Ask just about anyone in the fish world and their immediate response is that the Gulf oil disaster will have little impact on the global seafood supply or on prices.

Ask just about anyone in the fish world and their immediate response is that the Gulf oil disaster will have little impact on the global seafood supply or on prices. 

Nevertheless, we are already seeing price hikes on shrimp and oysters and crab - even on those catches in our stores which were not sourced from the Gulf region. It's another example of how we could further diminish consumer trust and confidence towards our food supply. 

But there is a much larger and more important issue here. 
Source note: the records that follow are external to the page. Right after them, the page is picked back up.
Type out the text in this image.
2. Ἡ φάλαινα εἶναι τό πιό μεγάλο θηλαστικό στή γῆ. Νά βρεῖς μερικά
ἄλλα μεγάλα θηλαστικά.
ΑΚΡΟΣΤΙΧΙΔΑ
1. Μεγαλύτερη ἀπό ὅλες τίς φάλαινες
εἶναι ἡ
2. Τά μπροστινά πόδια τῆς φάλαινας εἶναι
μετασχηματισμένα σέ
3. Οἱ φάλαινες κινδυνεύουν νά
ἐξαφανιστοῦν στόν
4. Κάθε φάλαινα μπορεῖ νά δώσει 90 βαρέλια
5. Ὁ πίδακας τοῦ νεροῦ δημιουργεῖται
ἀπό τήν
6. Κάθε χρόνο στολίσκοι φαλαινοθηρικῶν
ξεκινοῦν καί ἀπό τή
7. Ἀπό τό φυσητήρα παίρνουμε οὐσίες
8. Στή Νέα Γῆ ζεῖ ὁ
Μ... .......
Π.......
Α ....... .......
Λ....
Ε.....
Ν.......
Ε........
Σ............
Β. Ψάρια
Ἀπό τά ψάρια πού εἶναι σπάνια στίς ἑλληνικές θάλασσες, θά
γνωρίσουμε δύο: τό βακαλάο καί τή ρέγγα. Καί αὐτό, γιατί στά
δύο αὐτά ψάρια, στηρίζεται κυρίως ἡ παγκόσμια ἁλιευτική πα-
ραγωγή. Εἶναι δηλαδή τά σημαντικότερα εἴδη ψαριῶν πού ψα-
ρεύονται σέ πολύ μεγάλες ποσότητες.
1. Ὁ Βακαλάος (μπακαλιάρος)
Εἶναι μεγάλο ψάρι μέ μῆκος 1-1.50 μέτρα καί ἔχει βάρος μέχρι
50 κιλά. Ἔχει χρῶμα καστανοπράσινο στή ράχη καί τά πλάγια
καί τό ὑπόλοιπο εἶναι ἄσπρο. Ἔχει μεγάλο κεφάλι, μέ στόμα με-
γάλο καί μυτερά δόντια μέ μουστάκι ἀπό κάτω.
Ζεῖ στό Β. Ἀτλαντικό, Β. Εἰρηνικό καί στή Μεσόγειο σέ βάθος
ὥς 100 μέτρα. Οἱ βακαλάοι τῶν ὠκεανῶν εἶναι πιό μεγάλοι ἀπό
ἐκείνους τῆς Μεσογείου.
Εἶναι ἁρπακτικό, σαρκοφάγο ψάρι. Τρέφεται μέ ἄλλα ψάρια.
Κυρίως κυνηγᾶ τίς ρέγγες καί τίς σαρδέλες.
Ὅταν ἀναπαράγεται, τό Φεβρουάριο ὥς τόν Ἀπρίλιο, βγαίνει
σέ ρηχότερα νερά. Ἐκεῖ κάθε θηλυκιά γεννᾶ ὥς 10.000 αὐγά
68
The seafood sales from the five states bordering the Gulf of Mexico totaled $660 million in 2008, according to the National Marine Fisheries Service. As of now, 10% of the fishable economic zone is closed - about 24,000 square miles. Due to the shifting winds, some oyster beds have reopened which is terrific news since about 70 percent of the oysters we use in the US come from this area, and we have already seen price increases of around 30 percent. (Note: Less than 3% of shrimp consumed in the U.S. comes from the region).

I spoke with Gavin Gibbons, the spokesman for the National Fisheries Institute, who shared with me one of his most pressing concerns: the impact on the Gulf community. The fishermen, the shrimpers, the wholesalers, the restaurants and the families who over the past five years, starting with Hurricane Katrina, have had to scramble to make their livelihoods. Now, they are faced with this oil spill, which is threatening the survival of this industry. 

The closures of both the West and East waters of the Mississippi has brought Gulf supplies to a standstill and the families who depend on the Gulf region to make a living are in the same predicament.

I agree with Gibbons when he says that the shrimp, oysters and other seafood from the Gulf is iconic and has a distinct, and I would suggest, better flavor over many of the imports.

Which is why our retail food industry must support the Gulf region catches. When this situation is finally resolved, we must all work to promote Gulf seafood with vigor and work with our retail partners and the Louisiana Seafood Marketing Board to insure success. The reality is that we now sell and consume as much as the Gulf can supply, however, as imports fill the pipeline, I would like to think of those sources as temporary "place holders".